クラウスが二人を見る。目が見開かれている。手を繋いだ二人。クロ。指揮機。固定波。


「なぜ」


老人が呟く。「なぜ、そこまで」


「帰る場所がある」


伊織が答える。「失うぞ」


「ああ」


「それでも?」


「ああ」


アリアも。「だから守ります」


クラウスの顔が歪む。怒り。悲しみ。羨望。何かは分からない。


「私は」


声が震える。「私は、戻れなかった」


「知ってる」


「待っている者はいなかった」


「今はいる」


「誰が」


アリアが答える。「私たちが」


クラウスの呼吸が止まる。「何?」


「研究室に戻ってください」


「できない」


「菓子が残っています」


「そんなもの」


「明日、食べるのでしょう」


固定機構が揺れる。白い輪。出力が僅かに乱れる。クラウスの迷い。中枢へ反映される。


「今です!」


アリアが叫ぶ。「何をする!」


「クラウスを連れ戻します!」


彼女は伊織の手を離した。老人へ走る。


「アリア!」


「任せると言いました!」


クラウスへ。白い線。中枢接続。触れれば固定される可能性。それでも止まらない。


「来るな!」


クラウスが叫ぶ。「私は固定されている!」


「まだ動いています!」


「触れば、お前も」


「一人にはしません!」


アリアが老人の腕を掴んだ。白い光。彼女の身体が止まる。指。髪。瞳。クラウスと同じ時間へ固定される。


「アリア!」


伊織の声。彼女は動かない。だが、クラウスの腕へ触れた手だけが、僅かに震えている。完全には止まっていない。通常魔力。最後の残り。彼の中へ流している。


「......戻りましょう」


アリアの声。途切れる。それでも届く。「明日が、あります」


クラウスの目から、一筋の涙が落ちた。落ちない。頬の途中で止まる。


「私は」


「はい」


「帰っても、いいのか」


「自分で決めてください」


アリアは答える。「でも、決める時間は残します」


クラウスの手が動いた。僅かに。中枢操作盤。白い光。指。


『緊急解除経路を確認』


伊織は表示を見る。日本語。


『中枢接続を切断』


その下。


『物理解除』


「どこだ!」


クラウスの目が伊織へ向く。声は出ない。視線。白い輪の根元。小さな赤い点。物理解除。手動。だが、指揮機が戻ってくる。右盾を失ったまま。左盾。胸部の輪。クロも限界。アリアはクラウスと固定されかけている。
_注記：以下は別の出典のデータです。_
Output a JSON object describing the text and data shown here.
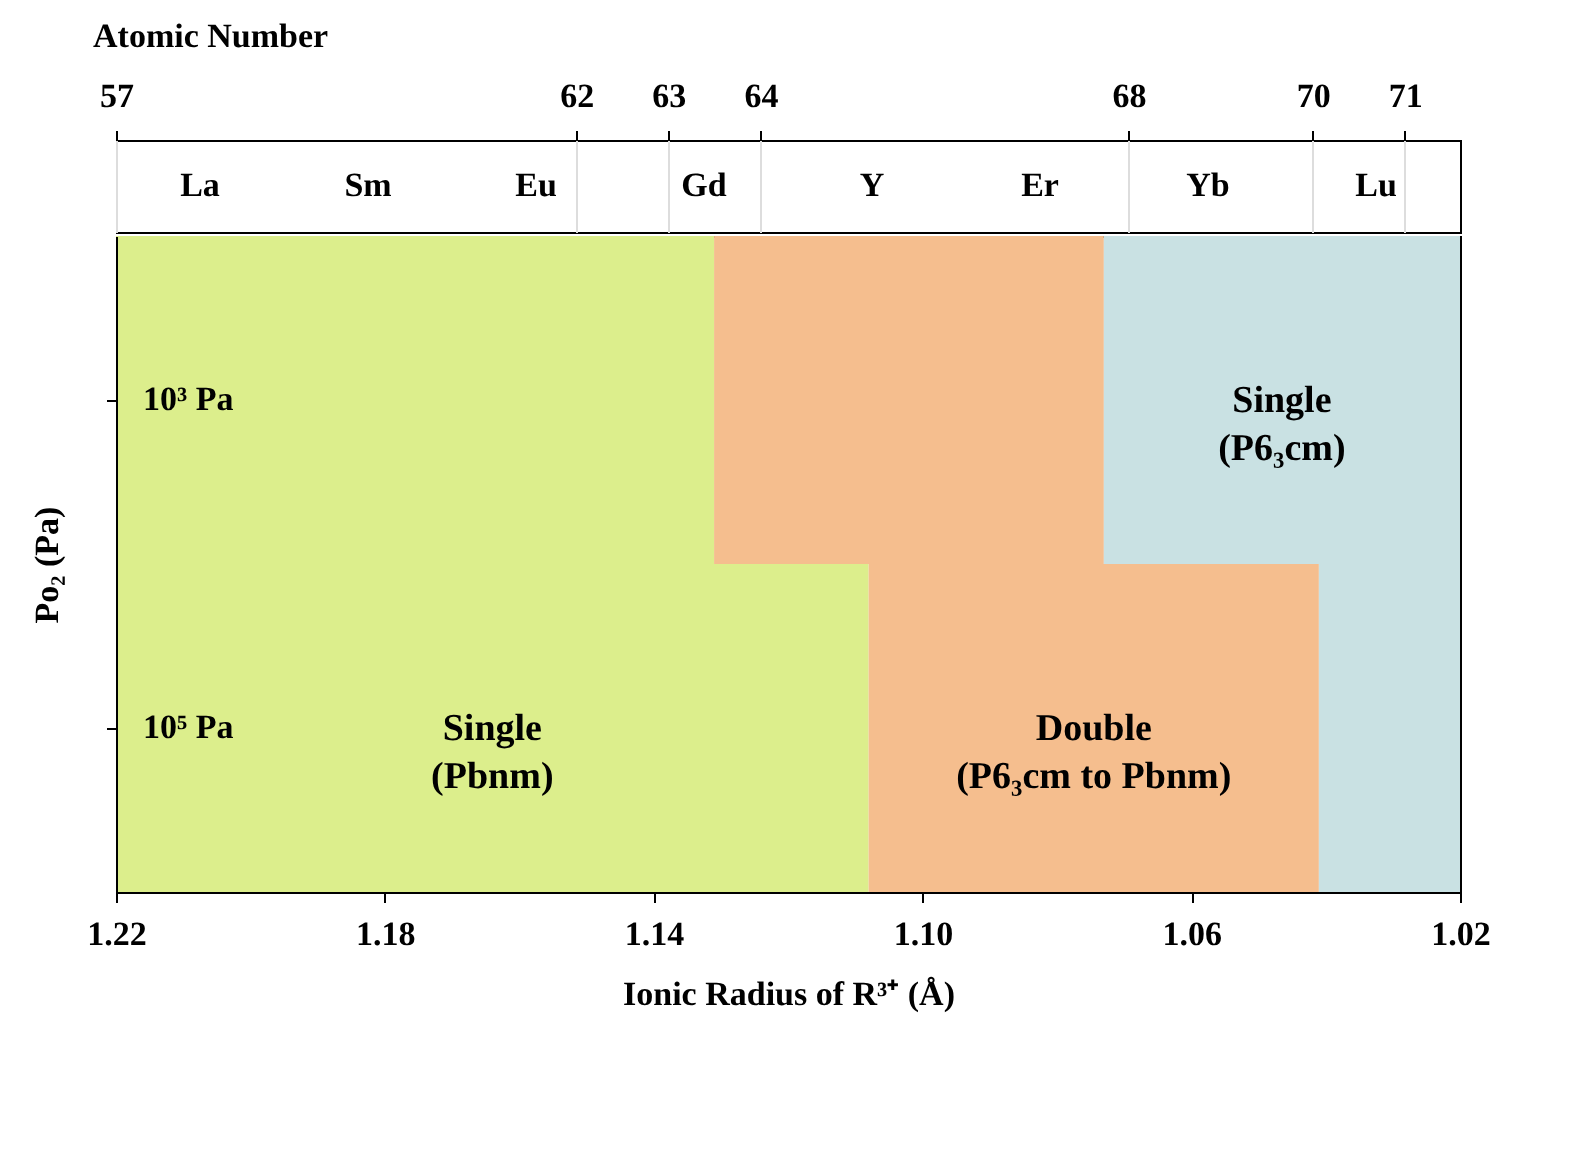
{
  "chart_data": {
    "type": "bar",
    "orientation": "horizontal",
    "categories": [
      "10³ Pa",
      "10⁵ Pa"
    ],
    "series": [
      {
        "name": "Single (Pbnm)",
        "color": "#dcee8c",
        "base": [
          1.131,
          1.108
        ],
        "values": [
          0.089,
          0.112
        ]
      },
      {
        "name": "Double (P6₃cm to Pbnm)",
        "color": "#f5be8e",
        "base": [
          1.073,
          1.041
        ],
        "values": [
          0.058,
          0.067
        ]
      },
      {
        "name": "Single (P6₃cm)",
        "color": "#c9e1e3",
        "base": [
          1.02,
          1.02
        ],
        "values": [
          0.053,
          0.021
        ]
      }
    ],
    "xlim": [
      1.22,
      1.02
    ],
    "xticks": [
      1.22,
      1.18,
      1.14,
      {
        "value": 1.1,
        "label": "1.10"
      },
      1.06,
      1.02
    ],
    "x2lim": [
      57,
      71.6
    ],
    "x2ticks": [
      57,
      62,
      63,
      64,
      68,
      70,
      71
    ],
    "annotations": [
      "La",
      "Sm",
      "Eu",
      "Gd",
      "Y",
      "Er",
      "Yb",
      "Lu"
    ],
    "xlabel": "Ionic Radius of R³⁺ (Å)",
    "x2label": "Atomic Number",
    "ylabel": "Po₂ (Pa)",
    "grid": false
  }
}
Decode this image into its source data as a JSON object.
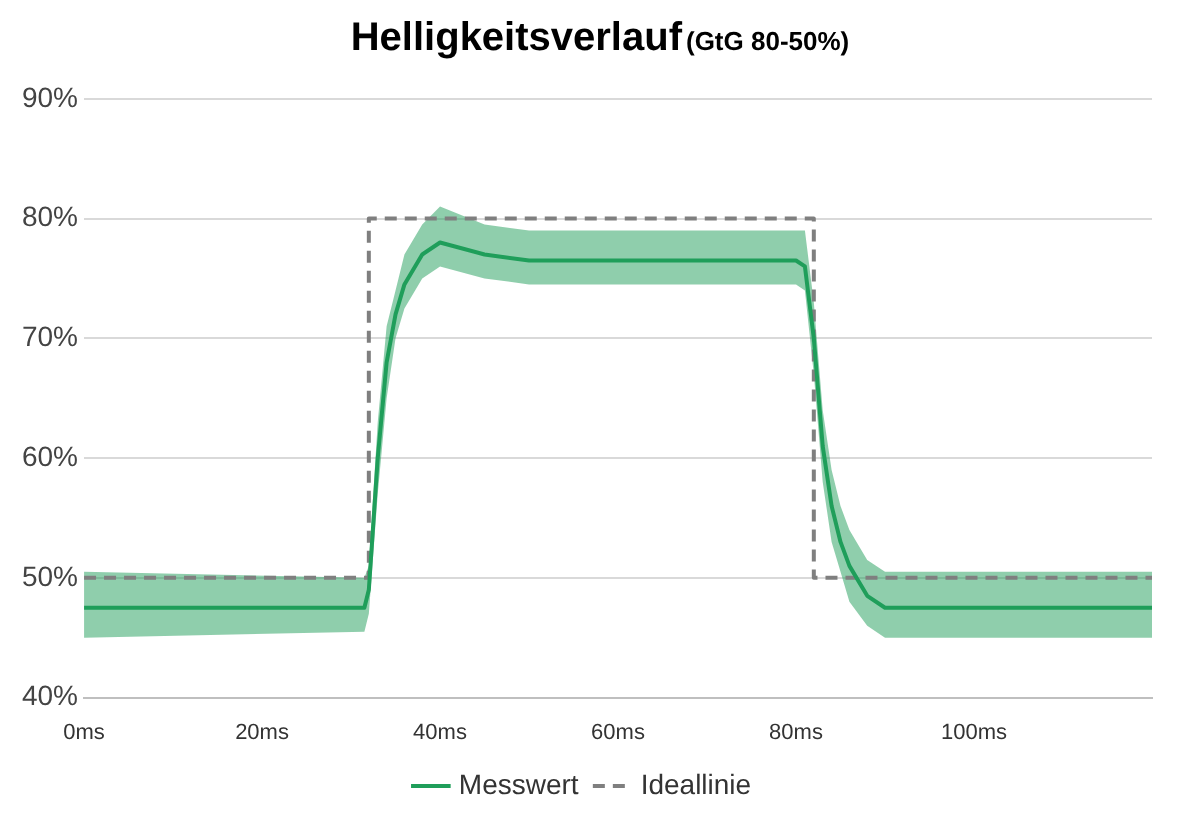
{
  "chart_data": {
    "type": "line",
    "title": "Helligkeitsverlauf",
    "subtitle": "(GtG 80-50%)",
    "series": [
      {
        "name": "Messwert",
        "color": "#1f9e5a",
        "line_style": "solid",
        "x": [
          0,
          31.5,
          32,
          33,
          34,
          35,
          36,
          38,
          40,
          45,
          50,
          60,
          70,
          80,
          81,
          82,
          83,
          84,
          85,
          86,
          88,
          90,
          120
        ],
        "values": [
          47.5,
          47.5,
          49,
          60,
          68,
          72,
          74.5,
          77,
          78,
          77,
          76.5,
          76.5,
          76.5,
          76.5,
          76,
          70,
          61,
          56,
          53,
          51,
          48.5,
          47.5,
          47.5
        ],
        "lower": [
          45,
          45.5,
          47,
          57,
          65,
          70,
          72.5,
          75,
          76,
          75,
          74.5,
          74.5,
          74.5,
          74.5,
          74,
          67,
          58,
          53,
          50.5,
          48,
          46,
          45,
          45
        ],
        "upper": [
          50.5,
          50,
          51,
          63,
          71,
          74,
          77,
          79.5,
          81,
          79.5,
          79,
          79,
          79,
          79,
          79,
          73,
          64,
          59,
          56,
          54,
          51.5,
          50.5,
          50.5
        ]
      },
      {
        "name": "Ideallinie",
        "color": "#7f7f7f",
        "line_style": "dashed",
        "x": [
          0,
          32,
          32,
          82,
          82,
          120
        ],
        "values": [
          50,
          50,
          80,
          80,
          50,
          50
        ]
      }
    ],
    "xlim": [
      0,
      120
    ],
    "xticks": [
      {
        "value": 0,
        "label": "0ms"
      },
      {
        "value": 20,
        "label": "20ms"
      },
      {
        "value": 40,
        "label": "40ms"
      },
      {
        "value": 60,
        "label": "60ms"
      },
      {
        "value": 80,
        "label": "80ms"
      },
      {
        "value": 100,
        "label": "100ms"
      }
    ],
    "ylim": [
      40,
      90
    ],
    "yticks": [
      {
        "value": 40,
        "label": "40%"
      },
      {
        "value": 50,
        "label": "50%"
      },
      {
        "value": 60,
        "label": "60%"
      },
      {
        "value": 70,
        "label": "70%"
      },
      {
        "value": 80,
        "label": "80%"
      },
      {
        "value": 90,
        "label": "90%"
      }
    ],
    "grid": "y",
    "legend": "bottom",
    "marker": "none"
  }
}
伊織は赤い点を見る。距離。十五メートル。拳銃では届く。装甲。覆い。そのままでは壊せない。最後の一発。まだ。今ではない。


「伊織!」


クラウスが声を絞る。「撃て!」


赤い点ではない。その横。小さな金属レバー。物理解除。弾丸で押せる角度。拳銃。精密射撃。意味ができた。


伊織は息を吐く。グロック17。右手。血。痛み。スライド。薬室。確認。意味のない動作。落ち着く。南条。食堂。アリア。クロ。クラウス。全部を照準の外へ置く。残るのは、小さなレバーだけ。


指揮機が迫る。五メートル。クロが吠える。アリアの瞳が伊織を見る。クラウスも。


「撃て」


老人がもう一度言った。伊織は引き金へ指をかけた。